About this Talk
Comprehensive and accurate data quality checks are required for many types of data including legal entities to meet regulatory and operational standards. However, extracting information from regularly updated complex rule documents and managing the checks that are applying the extracted rules is typically a labor-intensive process prone to errors and struggles to scale. The challenge is further compounded when dealing with complex, multi-line conditional checks. The growing complexity and volume make manual management of data quality increasingly challenging.

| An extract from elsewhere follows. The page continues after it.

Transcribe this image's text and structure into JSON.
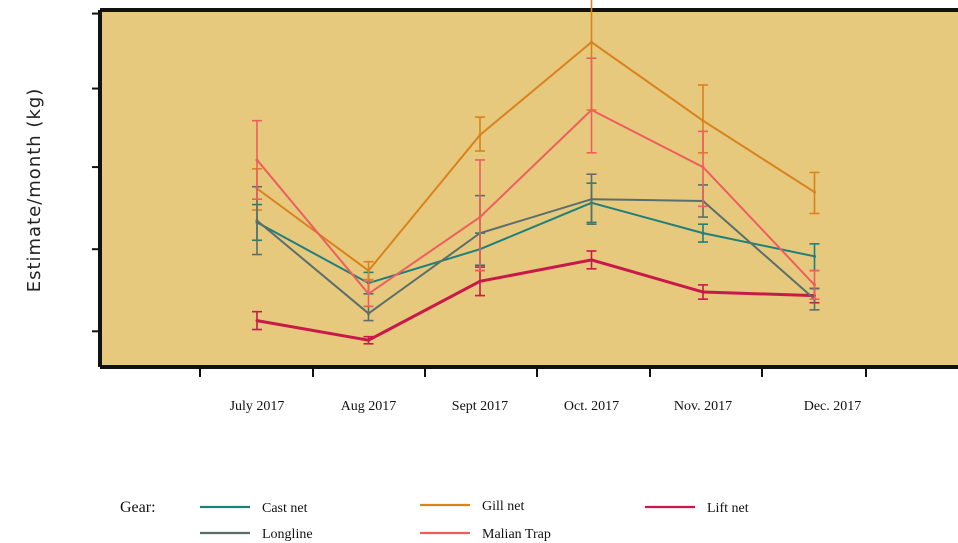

Accurate and consistent data is the foundation for compliance, risk assessment, and critical decision-making. Automating data quality process is not only more efficient but also critical as the complexity and volume increase to keep the process scalable, and thus accurate. This work impacts the broader business landscape relying on trustworthy data. Ensuring that checks are accurate, non-overlapping and non-contradicting is essential for maintaining high data integrity. The incorporation of ontology driven LLM workflow enhances the precision and consistency of the generated checks.
This presentation is intended for data scientists, technologists, data governance and compliance officers, chief data officers, and knowledge graph practitioners. Attendees will gain insights into utilising in-context learning with multiple LLM instances, guided by the ontology, to automate the extraction of complex, multi-lined conditional data quality checks from rule texts. They will also gain insights into how to integrate and manage these checks to improve data governance.
The process is conducted in three key stages:
1. Conversion of Rule Documents to Triples: Using in-context learning, LLMs transform rule documents into triples. The process employs Retrieval-Augmented Generation(RAG), where multiple similar examples are provided in context in a structured manner to enhance the accuracy and relevance of the generated triples.
2. Creation of Checks from Triples: Multiple LLM instances work together to produce complex, multi-line conditional data quality checks from these triples. Process with multiple LLM instances allows monitoring and regulating the outputs, enhancing the accuracy and consistency of the generated checks.
3. Knowledge Graph Validation: The generated checks are integrated into a knowledge graph, where they are further analysed to ensure they do not conflict or overlap with existing checks, which is increasingly critical as the number and complexity of checks grow.
This approach significantly reduces the time and effort needed to generate and validate complex data quality checks from rule documents, thereby increasing the efficiency, improving the quality of the data and allowing scalability. The use of ontology driven LLM workflow, along with the validation capabilities of a knowledge graph, ensures that these checks are accurate, consistent, and free from redundancy and contradictions, which is essential for maintaining robust data.